Smith, E.,Foley, D. K.,Good, B. H.

We develop a statistical concept of economic equilibrium as the stationary distribution of a random walk on the exchange equilibrium set (the contract set) of a pure exchange economy induced by unhedgeable shocks that perturb the economy from the exchange equilibrium set and subsequent disequilibrium trading that returns the economy to a new equilibrium. The Fokker-Planck equation for the resulting drift-diffusion process implies that the stationary distribution is independent of the size of the shock so that a small-disturbance limiting distribution is well defined.

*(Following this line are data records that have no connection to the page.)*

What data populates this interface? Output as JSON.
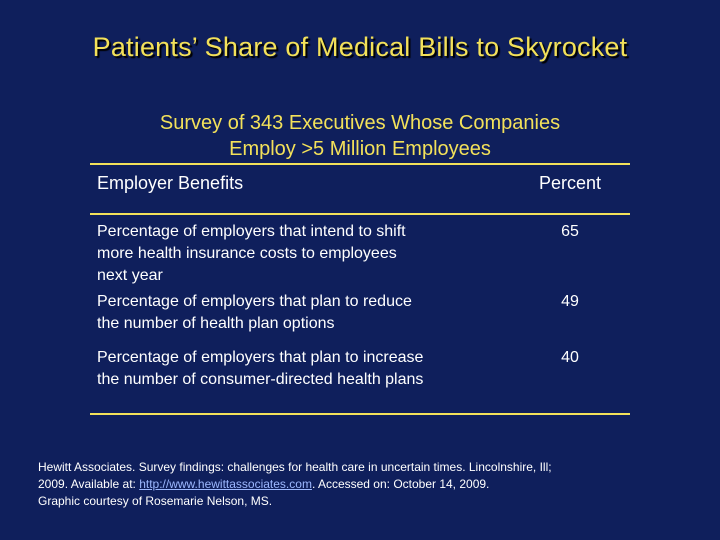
{
  "slide": {
    "title": "Patients’ Share of Medical Bills to Skyrocket",
    "subtitle_line1": "Survey of 343 Executives Whose Companies",
    "subtitle_line2": "Employ >5 Million Employees"
  },
  "table": {
    "headers": {
      "benefits": "Employer Benefits",
      "percent": "Percent"
    },
    "rows": [
      {
        "lines": [
          "Percentage of employers that intend to shift",
          "more health insurance costs to employees",
          "next year"
        ],
        "value": "65"
      },
      {
        "lines": [
          "Percentage of employers that plan to reduce",
          "the number of health plan options"
        ],
        "value": "49"
      },
      {
        "lines": [
          "Percentage of employers that plan to increase",
          "the number of consumer-directed health plans"
        ],
        "value": "40"
      }
    ]
  },
  "citation": {
    "line1": "Hewitt Associates. Survey findings: challenges for health care in uncertain times. Lincolnshire, Ill;",
    "line2_prefix": "2009. Available at: ",
    "link": "http://www.hewittassociates.com",
    "line2_suffix": ". Accessed on: October 14, 2009.",
    "line3": "Graphic courtesy of Rosemarie Nelson, MS."
  },
  "colors": {
    "background": "#0f1f5c",
    "accent": "#f3e15a",
    "text": "#ffffff",
    "link": "#9db8ff"
  }
}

We present explicit solutions for the statistical equilibrium for the cases of quasilinear and Gorman-aggregatable Cobb-Douglas economies, and illustrate the results in the context of a generic dividend-discount model to emphasize the distinction between insurable risk and unhedgeable uncertainty in this context. The statistical equilibrium of income or wealth for quasilinear economies is described by an exponen! tial Gibbs distribution. The statistical equilibrium income and wealth distributions for Gorman-aggregatable Cobb-Douglas economies can take a wider variety of forms, including power-law and gamma distributions. The statistical equilibria calculated for these examples suggest a close relation to widely observed statistical distributional regularities in real-world economies.